Türkiye'deki üniversiteli sayısı dudak uçuklattı

Türkiye'deki üniversiteli sayısı dudak uçuklattı



YÖK Başkanı Çetinsaya, şu anda tamamen anlık ve güncel verilerden oluşturulmuş istatistik sistemi sayesinde öğrenci sayılarının Mart 2014 itibariyle 5,5 milyona ulaştığını söyledi.

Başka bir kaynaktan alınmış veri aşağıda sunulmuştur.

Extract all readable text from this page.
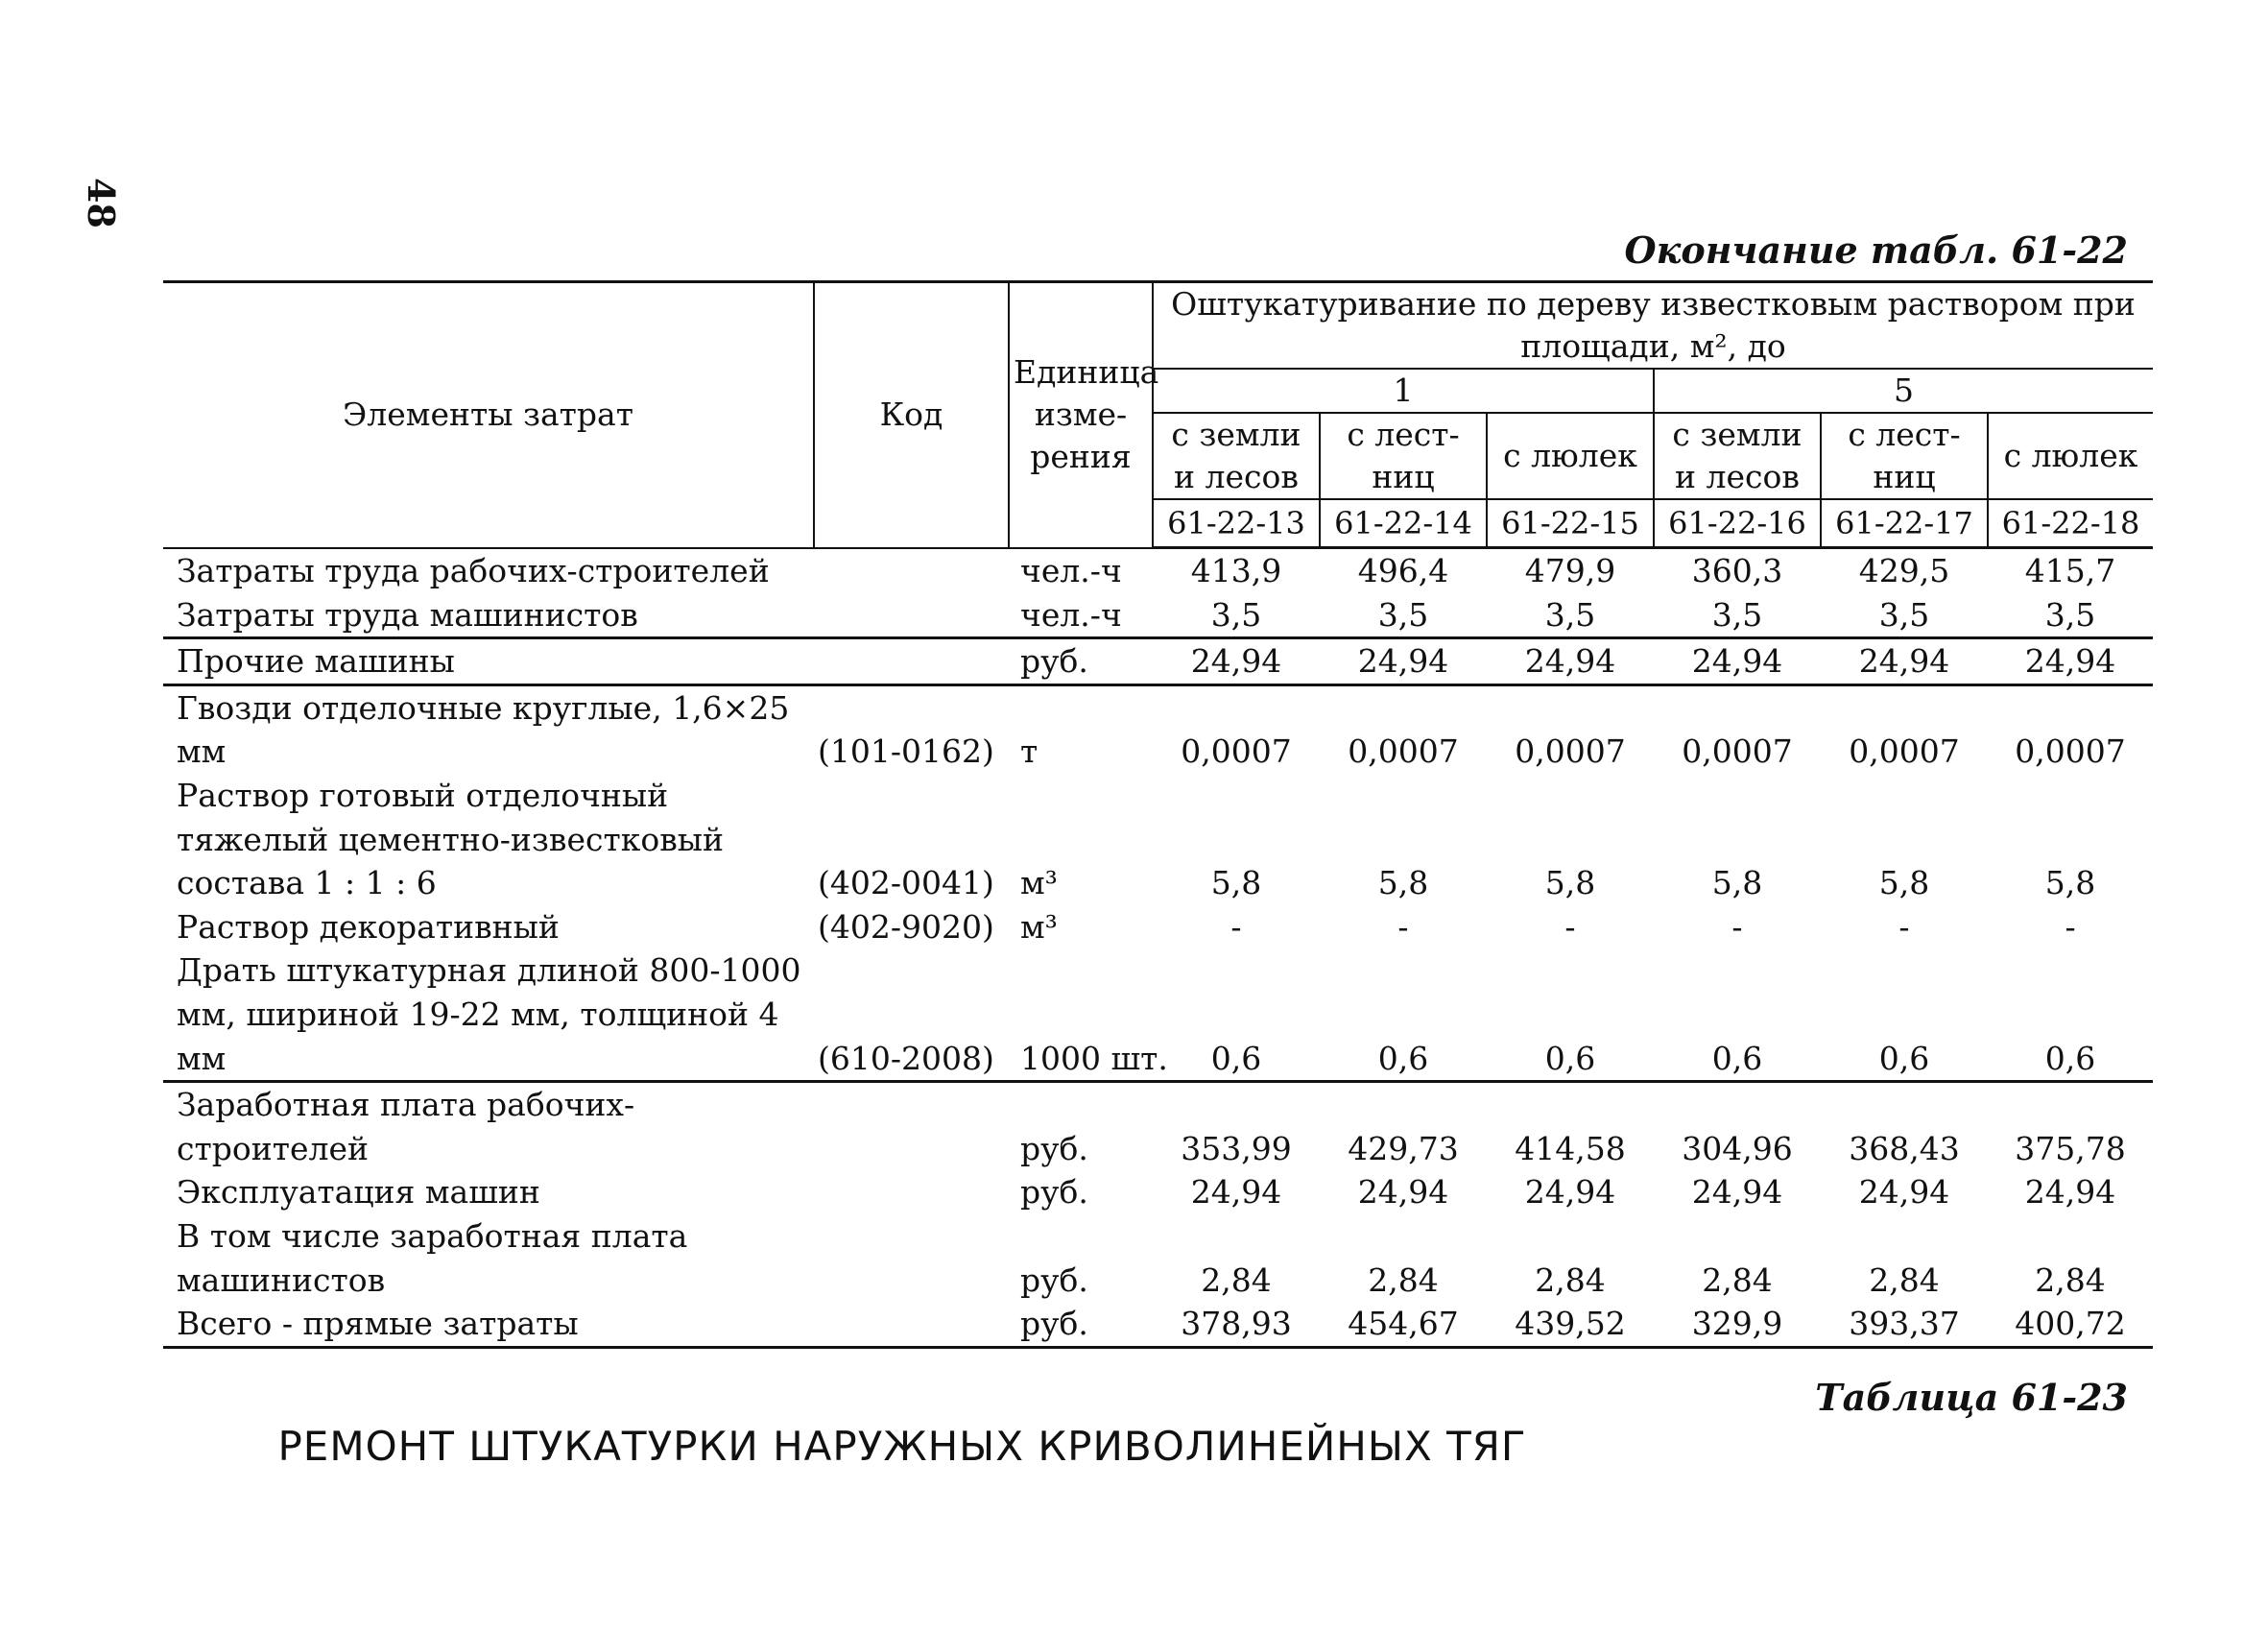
48
Окончание табл. 61-22
Элементы затрат	Код	Единица изме-рения	Оштукатуривание по дереву известковым раствором при площади, м², до					
			1			5		
			с земли и лесов	с лест-ниц	с люлек	с земли и лесов	с лест-ниц	с люлек
			61-22-13	61-22-14	61-22-15	61-22-16	61-22-17	61-22-18
Затраты труда рабочих-строителей		чел.-ч	413,9	496,4	479,9	360,3	429,5	415,7
Затраты труда машинистов		чел.-ч	3,5	3,5	3,5	3,5	3,5	3,5
Прочие машины		руб.	24,94	24,94	24,94	24,94	24,94	24,94
Гвозди отделочные круглые, 1,6×25 мм	(101-0162)	т	0,0007	0,0007	0,0007	0,0007	0,0007	0,0007
Раствор готовый отделочный тяжелый цементно-известковый состава 1 : 1 : 6	(402-0041)	м³	5,8	5,8	5,8	5,8	5,8	5,8
Раствор декоративный	(402-9020)	м³	-	-	-	-	-	-
Драть штукатурная длиной 800-1000 мм, шириной 19-22 мм, толщиной 4 мм	(610-2008)	1000 шт.	0,6	0,6	0,6	0,6	0,6	0,6
Заработная плата рабочих-строителей		руб.	353,99	429,73	414,58	304,96	368,43	375,78
Эксплуатация машин		руб.	24,94	24,94	24,94	24,94	24,94	24,94
В том числе заработная плата машинистов		руб.	2,84	2,84	2,84	2,84	2,84	2,84
Всего - прямые затраты		руб.	378,93	454,67	439,52	329,9	393,37	400,72
Таблица 61-23
РЕМОНТ ШТУКАТУРКИ НАРУЖНЫХ КРИВОЛИНЕЙНЫХ ТЯГ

Yükseköğretim Kurulu (YÖK) Başkanı Prof. Dr. Gökhan Çetinsaya, Yükseköğretim Bilgi Yönetim Sistemi'ni oluşturmadan önce çok farklı sayıların söz konusu olduğunu, şu anda tamamen anlık ve güncel verilerden oluşturulmuş istatistik sistemi sayesinde öğrenci sayılarının Mart 2014 itibariyle 5,5 milyona ulaştığını bildirerek, "2014 yılı itibariyle Türkiye'de, yükseköğretim okullaşma oranları yüzde 40-45 aralığına yükseldi. Bürüt okullaşma oranları da yüzde 80-85 aralığına çıktı" dedi.

Çetinsaya, Afyon Kocatepe Üniversitesi (AKÜ) ev sahipliğinde Atatürk Kongre Merkezi'nde düzenlenen "221. Üniversitelerarası Kurul Toplantısı'nda yaptığı konuşmada, bu toplantıya aynı zamanda Yükseköğretim Bilgi Sistemi'yle ilgili ilk defa bir tanıtım toplantısı şeklinde tasarladıklarını ve Tıp Bayramını'da burada kutlamak istediklerini söyledi. Bir yıl önce AKÜ ev sahipliğinde gerçekleştirilen Türkiye'de Sağlık Eğitimi Çalıştayı'nın bir dönüm noktası oluşturduğunu belirten Çetinsaya, "Bu çalıştayda alınan kararlar hem Sağlık Bakanlığına sunuldu hem daha sonra bizim bütün platformdaki temel politikalarımız haline geldi. Genel kurul kararları haline geldi. Özellikle bütün paydaşların katılımıyla alınan bu kararlardan sonra şimdi daha sağlam bir şekilde tezlerimizi savunabiliyoruz. Aynı zamanda öğrenci kabulü ve eğitimi için gereken asgari ölçütleri de bütün kararlarımızda uygulamaya başladık" diye konuştu. Son dönemde bu yönde bir takım başka değişikliklerin olduğunu ifade eden


Çetinsaya'nın konuşması özetle şöyle:

Bir kere Tıp Sağlık Komisyonu'nu yeniden düzenledik. Ayrı ve bağımsız bir bünye olarak oluşturduk. Aynı şekilde üniversite hastaneleri komisyonu oluşturduk. Yine bütün paydaşların ve bütün temsilcilerin içinde yer aldığı bu komisyonların önemli gündemleri var. Hem tıp sağlık alanının sorunlarıyla ilgili hem de üniversite hastanelerinin sorunlarıyla ilgili önümüzdeki günlerde bunlarla ilgili çalışmaları sizler de duyacaksınız. Ama şu ana kadar 4-5 yıldır yapılamayan çalışmaları bu komisyonlarımız hayata geçirdi. Bu döner sermaye gelirlerinden yapılacak ek ödemelerle ilgili kararlar verildi. sağlık bakanlığı ve üniversite hastanelerinin birlikte kullanımıyla ilgili kararlar kesinleştirildi ve paydaşlara sunuldu. Tam gün yasası gereği özel hastaneler veya vakıf, Yükseköğretim Kurumları Hastaneleri'nde çalıştırılabilecek öğretim üyelerinin kriterleri belirlendi ve bütün paydaşlara sunuldu. Aynı zamanda uzun zamandır beklenen hemşire dağılımları gerçekleştirildi ama bu komisyonların gündemleri ve çalışmaları devam ediyor. Temel tıp eğitiminin özel bütçeden desteklenmesi 4B'lerin ücretlerinin döner sermaye gelirleri yerine özel bütçeden ödenmesi konusunda çalışmalarımız ilgili kurum ve kuruluşlarla ve bakanlıklarla devam ediyor.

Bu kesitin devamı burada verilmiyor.